Well, this is a first. I forgot to enable my site blocker extension and still did not visit any of my blocked sites during work hours.
Chirps
Now listening to Shakira - Objection (Tango) from the Laundry Service album. Every song in this album is a banger!
Dido has been wondering why she got out of bed for 26 years.
I grew up in a hilly region of South Bangalore. So the flat earth theory would have never worked on me.
Now listening to this Guitar cover of Death and All His Friends by Coldplay
Now listening to Fuerte by Nelly Furtado ft. Concha Buika. Remember playing this song on repeat back in 2009.
I asked Claude a very basic question about the sum rule in differentiation, and it turned into a fun conversation about how deep learning works.
I find calculus inherently harder to learn than discrete math and less intuitive. Am I the only one?
I haven't shared any books here so far. I'd like to start off with one of my favourite technical books - Fluent Python by Luciano Ramalho.
The book is written in a conversational style, is quite comprehensive and teaches you to write idiomatic Python. It also links to primary sources where you can learn about the history of Python.

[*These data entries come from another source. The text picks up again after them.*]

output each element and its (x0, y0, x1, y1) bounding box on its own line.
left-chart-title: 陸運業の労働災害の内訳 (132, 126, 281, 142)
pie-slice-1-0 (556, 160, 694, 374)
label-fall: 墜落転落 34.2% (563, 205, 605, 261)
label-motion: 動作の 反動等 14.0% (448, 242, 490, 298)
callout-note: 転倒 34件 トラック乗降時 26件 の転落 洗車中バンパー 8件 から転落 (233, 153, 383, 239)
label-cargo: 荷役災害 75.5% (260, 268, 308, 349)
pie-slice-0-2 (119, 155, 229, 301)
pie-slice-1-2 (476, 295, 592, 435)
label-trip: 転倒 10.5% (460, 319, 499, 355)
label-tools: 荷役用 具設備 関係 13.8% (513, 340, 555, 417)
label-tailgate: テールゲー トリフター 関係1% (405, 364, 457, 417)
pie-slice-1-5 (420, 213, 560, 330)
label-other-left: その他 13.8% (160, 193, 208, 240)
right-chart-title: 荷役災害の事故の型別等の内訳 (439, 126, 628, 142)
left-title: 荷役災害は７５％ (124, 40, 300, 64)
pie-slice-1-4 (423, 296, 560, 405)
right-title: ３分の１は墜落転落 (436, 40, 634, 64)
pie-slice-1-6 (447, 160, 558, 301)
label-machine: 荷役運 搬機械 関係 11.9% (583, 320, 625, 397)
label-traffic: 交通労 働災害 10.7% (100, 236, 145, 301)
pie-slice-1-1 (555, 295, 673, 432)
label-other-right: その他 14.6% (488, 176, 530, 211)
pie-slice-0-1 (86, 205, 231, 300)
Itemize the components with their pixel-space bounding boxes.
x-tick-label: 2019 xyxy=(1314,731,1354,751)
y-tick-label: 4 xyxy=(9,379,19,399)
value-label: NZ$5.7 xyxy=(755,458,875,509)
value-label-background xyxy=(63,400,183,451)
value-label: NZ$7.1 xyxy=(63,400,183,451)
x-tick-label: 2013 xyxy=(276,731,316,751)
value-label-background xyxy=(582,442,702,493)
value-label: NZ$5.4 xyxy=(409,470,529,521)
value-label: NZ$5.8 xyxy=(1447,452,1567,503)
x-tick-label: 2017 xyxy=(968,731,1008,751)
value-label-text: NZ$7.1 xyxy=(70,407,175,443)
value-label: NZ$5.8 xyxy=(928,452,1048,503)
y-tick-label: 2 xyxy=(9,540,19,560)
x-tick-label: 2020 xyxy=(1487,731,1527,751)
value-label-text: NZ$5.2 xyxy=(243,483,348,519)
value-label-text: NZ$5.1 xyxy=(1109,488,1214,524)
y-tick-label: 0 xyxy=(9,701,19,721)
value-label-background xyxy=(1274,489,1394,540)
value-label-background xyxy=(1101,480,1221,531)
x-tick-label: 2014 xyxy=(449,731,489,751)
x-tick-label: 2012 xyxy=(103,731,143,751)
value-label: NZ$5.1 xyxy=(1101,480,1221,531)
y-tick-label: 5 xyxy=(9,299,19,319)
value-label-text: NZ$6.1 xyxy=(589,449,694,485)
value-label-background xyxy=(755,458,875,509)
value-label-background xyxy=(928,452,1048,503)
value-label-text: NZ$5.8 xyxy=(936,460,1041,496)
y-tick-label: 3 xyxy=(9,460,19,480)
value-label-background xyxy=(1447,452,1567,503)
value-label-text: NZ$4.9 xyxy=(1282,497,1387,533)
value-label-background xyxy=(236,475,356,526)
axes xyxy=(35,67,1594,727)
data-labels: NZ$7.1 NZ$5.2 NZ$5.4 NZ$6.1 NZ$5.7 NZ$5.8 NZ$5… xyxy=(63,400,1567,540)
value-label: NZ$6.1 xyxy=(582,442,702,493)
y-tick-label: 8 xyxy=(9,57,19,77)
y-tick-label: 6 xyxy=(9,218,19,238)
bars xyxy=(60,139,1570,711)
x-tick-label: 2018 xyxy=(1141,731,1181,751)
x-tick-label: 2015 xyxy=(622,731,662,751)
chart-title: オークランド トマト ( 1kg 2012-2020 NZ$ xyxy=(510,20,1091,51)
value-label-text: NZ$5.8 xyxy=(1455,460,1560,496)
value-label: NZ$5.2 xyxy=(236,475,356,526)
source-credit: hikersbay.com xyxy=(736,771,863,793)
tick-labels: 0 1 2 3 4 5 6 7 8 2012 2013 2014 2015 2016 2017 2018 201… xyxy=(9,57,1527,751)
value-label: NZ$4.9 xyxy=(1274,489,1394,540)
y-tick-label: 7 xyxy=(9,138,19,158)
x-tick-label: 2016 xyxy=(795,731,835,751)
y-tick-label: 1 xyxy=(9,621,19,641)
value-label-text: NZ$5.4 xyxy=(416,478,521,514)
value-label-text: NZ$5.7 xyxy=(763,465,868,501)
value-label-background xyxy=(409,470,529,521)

Admittedly, I've only read around 50% of the book and mostly use it as a reference whenever I need to learn a specific topic. I highly recommend it if you want to level up as a Pythonista.
In the good old days, programming language creators designed the workhorse integer data type.
As soon as the computer industry started minting billionaires, all of a sudden, we started needing those esoteric big ints as well.
On a related note, it's amazing how Google's Map Reduce framework was created around the same time as Google's IPO. Google needed a new way to count all that money.